Se consideraba un músico frustrado.
Hubiese querido componer himnos de belleza extraordinaria y cantos que
conmovieran a humanos y ángeles, pero no poseía ese don. Podía apenas disfrutar
de las creaciones de quienes fueron inundados con esos dones bajo la gracia de
alguna combinación en el inmenso telar de las mutaciones.
Había sido, mucho tiempo atrás, pastor de
ovejas en las serranas zonas de los montes Urales. Eso fue antes de ser
inmortal.
Durante uno de sus paseos seguido por su
fiel ovejero al que nombraba Caya-Magú, se encontró con un peregrino que venía
de la Meca rumbo al norte, hacia zonas vikingas. Un hombre viejo que se
trasladaba sobre una mula y cargaba alforjas de color escarlata y verde claro.
Se saludaron con la cordialidad que
indicaba el protocolo y él, un hombre simple lo invitó a cenar a su casa. Allí
estaban su mujer Annakaida y sus tres hijos: Bontio, Karlu y Goyla. Se sirvió
cerdo asado con manzanas y se bebió una bebida destilada, un alcohol simple y
gustoso y luego de oír los relatos del anciano, todos fueron a dormir. A la
mañana siguiente, el viejo había desaparecido y él encontró a su familia
muerta. Cada uno tenía un puñal clavado en el pecho. No había sangre y sus
rostros se mostraban serenos y en paz.
Enloqueció. Corrió gritando y se arrojó
sobre el prado en medio de lágrimas y golpes a la tierra con una furia y un
pesar indescriptibles. Luego de varias horas de reclamar justicia al aire con
los ojos rojos de sangre y pena, frente a su rostro, a unos metros y brillante
como un cometa se le apareció un ángel o eso fue lo que creyó ver.
Dijo llamarse Isaú y le concedió un
deseo. Suplicó entonces el hombre por la
vida de su familia. El ser luminoso,
alado y bello lo miró con la compasión que solo tienen los ángeles y le
preguntó a quien de ellos quería resucitar. No supo que responder, tembló de
miedo, se mordió los labios hasta sangrar, caminaba sin rumbo tomándose la
cabeza con sus manos rústicas.
De pronto escuchó el ladrido de su perro,
giró la cabeza en búsqueda de su fiel can cuando lo vio convertido en una lobo
gigante, negro de pelo endurecido en el lomo con los ojos anaranjados como el
fuego. Salivaba con profusión y sus colmillos amenazaban como espadas mientras
se acercaba a paso lento pero firme.
Cuando giró el ángel continuaba allí
paciente e imperturbable.
Quedó así atrapado entre lo que creyó era
un demonio y lo que supuso era un ser enviado por Dios. El perro aulló con tal
fuerza que el aire parecía haberse puesto en movimiento como un espectro
viviente, gris y punzante que hería la piel y arrojaba un ácido de éter en los
ojos. El hombre quedó ciego por un instante y cayó al piso con la frene mirando
sin poder ver, el cielo. Mientras yacía en medio de la estepa, entró en trance.

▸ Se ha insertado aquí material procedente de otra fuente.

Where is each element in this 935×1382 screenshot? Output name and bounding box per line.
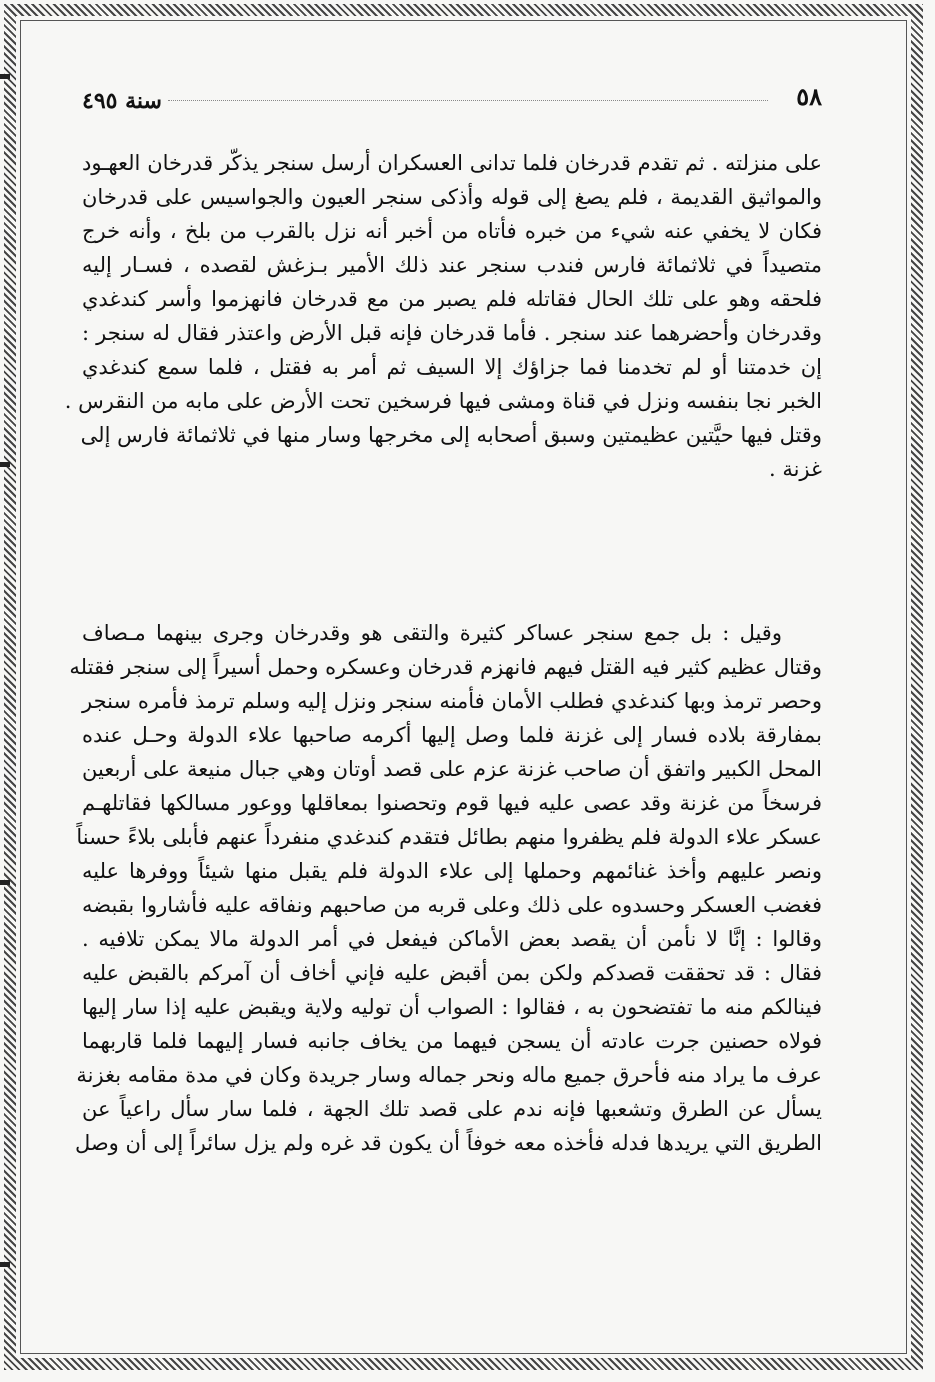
- text-line: فولاه حصنين جرت عادته أن يسجن فيهما من يخاف جانبه فسار إليهما فلما قاربهما: [82, 1029, 822, 1053]
- text-line: غزنة .: [768, 457, 822, 481]
- text-line: إن خدمتنا أو لم تخدمنا فما جزاؤك إلا السيف ثم أمر به فقتل ، فلما سمع كندغدي: [82, 355, 822, 379]
- text-line: عسكر علاء الدولة فلم يظفروا منهم بطائل فتقدم كندغدي منفرداً عنهم فأبلى بلاءً حسناً: [76, 825, 822, 849]
- text-line: يسأل عن الطرق وتشعبها فإنه ندم على قصد تلك الجهة ، فلما سار سأل راعياً عن: [82, 1097, 822, 1121]
- page-number: ٥٨: [796, 82, 822, 111]
- margin-mark: [0, 880, 10, 885]
- year-label: سنة ٤٩٥: [82, 88, 162, 114]
- text-line: وحصر ترمذ وبها كندغدي فطلب الأمان فأمنه سنجر ونزل إليه وسلم ترمذ فأمره سنجر: [82, 689, 822, 713]
- margin-mark: [0, 74, 10, 79]
- text-line: متصيداً في ثلاثمائة فارس فندب سنجر عند ذلك الأمير بـزغش لقصده ، فسـار إليه: [82, 253, 822, 277]
- header-rule: [168, 100, 768, 101]
- text-line: المحل الكبير واتفق أن صاحب غزنة عزم على قصد أوتان وهي جبال منيعة على أربعين: [82, 757, 822, 781]
- paragraph-1: [64, 146, 822, 486]
- text-line: بمفارقة بلاده فسار إلى غزنة فلما وصل إليها أكرمه صاحبها علاء الدولة وحـل عنده: [82, 723, 822, 747]
- text-line: فقال : قد تحققت قصدكم ولكن بمن أقبض عليه فإني أخاف أن آمركم بالقبض عليه: [82, 961, 822, 985]
- text-line: على منزلته . ثم تقدم قدرخان فلما تدانى العسكران أرسل سنجر يذكّر قدرخان العهـود: [82, 151, 822, 175]
- text-line: وقيل : بل جمع سنجر عساكر كثيرة والتقى هو وقدرخان وجرى بينهما مـصاف: [82, 621, 782, 645]
- text-line: فغضب العسكر وحسدوه على ذلك وعلى قربه من صاحبهم ونفاقه عليه فأشاروا بقبضه: [82, 893, 822, 917]
- text-line: ونصر عليهم وأخذ غنائمهم وحملها إلى علاء الدولة فلم يقبل منها شيئاً ووفرها عليه: [82, 859, 822, 883]
- paragraph-2: [69, 616, 822, 1160]
- text-line: فلحقه وهو على تلك الحال فقاتله فلم يصبر من مع قدرخان فانهزموا وأسر كندغدي: [82, 287, 822, 311]
- margin-mark: [0, 1262, 10, 1267]
- margin-mark: [0, 462, 10, 467]
- text-line: فرسخاً من غزنة وقد عصى عليه فيها قوم وتحصنوا بمعاقلها ووعور مسالكها فقاتلهـم: [82, 791, 822, 815]
- text-line: وقالوا : إنَّا لا نأمن أن يقصد بعض الأماكن فيفعل في أمر الدولة مالا يمكن تلافيه .: [82, 927, 822, 951]
- text-line: وقتل فيها حيَّتين عظيمتين وسبق أصحابه إلى مخرجها وسار منها في ثلاثمائة فارس إلى: [80, 423, 822, 447]
- text-line: فكان لا يخفي عنه شيء من خبره فأتاه من أخبر أنه نزل بالقرب من بلخ ، وأنه خرج: [82, 219, 822, 243]
- text-line: الطريق التي يريدها فدله فأخذه معه خوفاً أن يكون قد غره ولم يزل سائراً إلى أن وصل: [74, 1131, 822, 1155]
- text-line: وقتال عظيم كثير فيه القتل فيهم فانهزم قدرخان وعسكره وحمل أسيراً إلى سنجر فقتله: [69, 655, 822, 679]
- text-line: عرف ما يراد منه فأحرق جميع ماله ونحر جماله وسار جريدة وكان في مدة مقامه بغزنة: [76, 1063, 822, 1087]
- text-line: والمواثيق القديمة ، فلم يصغ إلى قوله وأذكى سنجر العيون والجواسيس على قدرخان: [82, 185, 822, 209]
- text-line: الخبر نجا بنفسه ونزل في قناة ومشى فيها فرسخين تحت الأرض على مابه من النقرس .: [64, 389, 822, 413]
- text-line: وقدرخان وأحضرهما عند سنجر . فأما قدرخان فإنه قبل الأرض واعتذر فقال له سنجر :: [82, 321, 822, 345]
- text-line: فينالكم منه ما تفتضحون به ، فقالوا : الصواب أن توليه ولاية ويقبض عليه إذا سار إليها: [82, 995, 822, 1019]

Su cuerpo se le desdibujó y pudo percibir su entorno como un océano de energía.
Vio al perro y vio al ángel y ambos conformaban un único círculo de fuego azul,
unidos en una danza, girando a su alrededor como en órbita.
Sintió que su lengua era de goma blanda,
sus dientes se derretían y su frente se cocinaba al sol hasta proyectar un
calor tan intenso que el pasto a su alrededor se secó al instante. Sintió la
fuerza de mil caballos y se paró encendido, rodeado por un magma azul
intangible y poderoso.
El perro se arrojó a su pies cual
cachorro y el ángel se quitó su máscara divina y reveló ser un enviado del
infierno de los submundos, el más abyecto de los engañadores, la mentira hecha
posible por el engaño de los sentidos y el temor a la muerte.
Vio a su perro y su simpleza le hizo
entender que si existía un Dios, había sido el que se hizo un humilde perro y
mostró sus dientes para desenmascarar al ángel impostor.
Cuando todo pasó, muchas horas mas tarde,
se levantó y volvió a su cabaña, tomó los cuerpos fallecidos uno por uno y los
dispuso sobre una pira encendida con leños. Se incineraron al sol y sus almas
crujieron hasta desprenderse y volar al destino de los que ya no habitan la
tierra.
Cientos de años más tarde continúa su
búsqueda a través del mundo y sus senderos para encontrar a aquel viejo que le
diera en un mismo instante la inmortalidad y la pena infinita.